Notice the following features of this transformed scale:

- It can't be a log scale because many of the growth values are negative.
- The interval for 0%-25% is longer than for 25%-50%. The interval for 0%-50% is also longer than for 50%-100%. On the positive side, the larger values are pulled in and the smaller values are pushed out.
- The interval for -20%-0% is the same length as that for 0%-25%. So, the transformation is not symmetric around 0

I have no idea what transformation was applied. I took the growth values, measured the locations of the dots, and asked Excel to fit a polynomial function, and it gave me a quadratic fit, R square > 99%.

This formula fits the values within the range extremely well. I hope this isn't the actual transformation. That would be disgusting. Regardless, they ought to have advised readers of their unusual scale.

***

Without having the fitted formula, there is no way to retrieve the actual growth values except for those that happen to fall on the vertical gridlines. Using the inverse of the quadratic formula, I deduced what the actual values were. The hardest one is for Computer Science, since the dot sits to the right of the last gridline. I checked that value against IPEDS data.

The growth values are not extreme, falling between -50% and 125%. There is nothing to be gained by transforming the scale.

The following chart undoes the transformation, and groups the majors by field as indicated above:

***

Yesterday, I published a version of this post at Andrew's blog. Several readers there figured out that the scale is the log of the relative ratio of the number of degrees granted. In the above notation, it is log10(100%+x), where x is the percent change in number of degrees between 2011 and 2021.

Here is a side-by-side view of the two scales:

The chart on the right spreads the negative growth values further apart while slightly compressing the large positive values. I still don't think there is much benefit to transforming this set of data.

P.S. [1/31/2023]

(1) A reader on Andrew's blog asked what's wrong with using the log relative ratio scale. What's wrong is exactly what this post is about. For any non-linear scale, the reader can't make out the values between gridlines. In the original chart, there are four points that exist between 0% and 25%. What values are those? That chart is even harder because now that we know what the transform is, we'd need to first think in terms of relative ratios, so 1.25 instead of 25%, then think in terms of log, if we want to know what those values are.

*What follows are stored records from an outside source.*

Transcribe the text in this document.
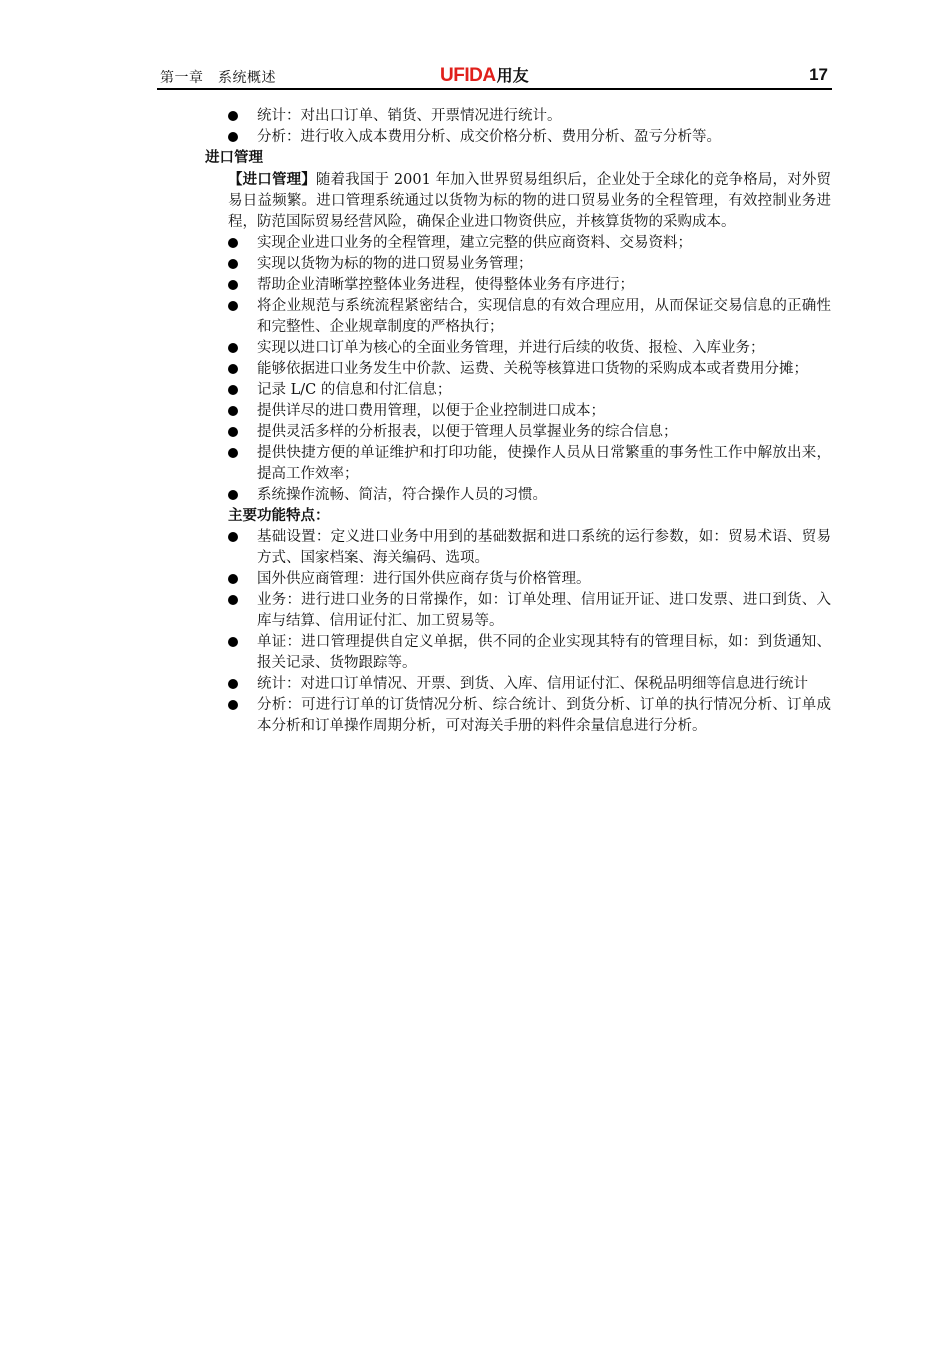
第一章　系统概述	UFIDA用友	17
统计：对出口订单、销货、开票情况进行统计。
分析：进行收入成本费用分析、成交价格分析、费用分析、盈亏分析等。

进口管理

【进口管理】随着我国于 2001 年加入世界贸易组织后，企业处于全球化的竞争格局，对外贸易日益频繁。进口管理系统通过以货物为标的物的进口贸易业务的全程管理，有效控制业务进程，防范国际贸易经营风险，确保企业进口物资供应，并核算货物的采购成本。

实现企业进口业务的全程管理，建立完整的供应商资料、交易资料；
实现以货物为标的物的进口贸易业务管理；
帮助企业清晰掌控整体业务进程，使得整体业务有序进行；
将企业规范与系统流程紧密结合，实现信息的有效合理应用，从而保证交易信息的正确性和完整性、企业规章制度的严格执行；
实现以进口订单为核心的全面业务管理，并进行后续的收货、报检、入库业务；
能够依据进口业务发生中价款、运费、关税等核算进口货物的采购成本或者费用分摊；
记录 L/C 的信息和付汇信息；
提供详尽的进口费用管理，以便于企业控制进口成本；
提供灵活多样的分析报表，以便于管理人员掌握业务的综合信息；
提供快捷方便的单证维护和打印功能，使操作人员从日常繁重的事务性工作中解放出来，提高工作效率；
系统操作流畅、简洁，符合操作人员的习惯。

主要功能特点：

基础设置：定义进口业务中用到的基础数据和进口系统的运行参数，如：贸易术语、贸易方式、国家档案、海关编码、选项。
国外供应商管理：进行国外供应商存货与价格管理。
业务：进行进口业务的日常操作，如：订单处理、信用证开证、进口发票、进口到货、入库与结算、信用证付汇、加工贸易等。
单证：进口管理提供自定义单据，供不同的企业实现其特有的管理目标，如：到货通知、报关记录、货物跟踪等。
统计：对进口订单情况、开票、到货、入库、信用证付汇、保税品明细等信息进行统计
分析：可进行订单的订货情况分析、综合统计、到货分析、订单的执行情况分析、订单成本分析和订单操作周期分析，可对海关手册的料件余量信息进行分析。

(2) The log scale used for change values is often said to have the advantage that equal distances on either side represent counterbalancing values. For example, (1.5) * (0.66) = (3/2)* (2/3) = 1. But this is a very specific scenario that doesn't actually apply to our dataset. Consider these scenarios:

History: # degrees went from 1000 to 666 i.e. Relative ratio = 2/3

Psychology: # degrees went from 2000 to 3000 i.e. Relative ratio = 3/2

The # of History degrees dropped by 334 while the number of Psychology degrees grew by 1000 (Psychology I think is the more popular major)

History: # degrees went from 1000 to 666 i.e. Relative ratio = 2/3

Psychology: from 1000 to 1500, i.e. Relative ratio = 3/2

The # of History degrees dropped by 334 while # of Psychology degrees grew by 500

(Assume same starting values)

History: # degrees went from 1000 to 666 i.e. Relative ratio = 2/3

Psychology: from 666 to 666*3/2 = 999 i.e. Relative ratio = 3/2

The # of History degrees dropped by 334 while # of Psychology degrees grew by 333

(Assume Psychology's starting value to be History's ending value)

Psychology: # degrees went from 1000 to 1500 i.e. Relative ratio = 3/2

History: # degrees went from 1500 to 1000 i.e. Relative ratio = 2/3

The # of Psychology degrees grew by 500 while the # of History degrees dropped by 500

(Assume History's starting value to be Psychology's ending value)

The color required bit makes the graph hard to use for the color blind. All that was needed was to use like, pink boxes, yellow circles, blue squares and *boom* it's fixed.

Posted by: c t | Jan 31, 2023 at 12:30 PM

Some additional data would help interpret this chart:

1. Are all undergraduate degrees that were awarded fit into these majors?

2. What is the magnitude of awards in each major?

3. Do faculty sizes match the changes?

In other words, what are the relative growth magnitudes from these popularities?

Posted by: Richard Krablin | Feb 02, 2023 at 12:48 PM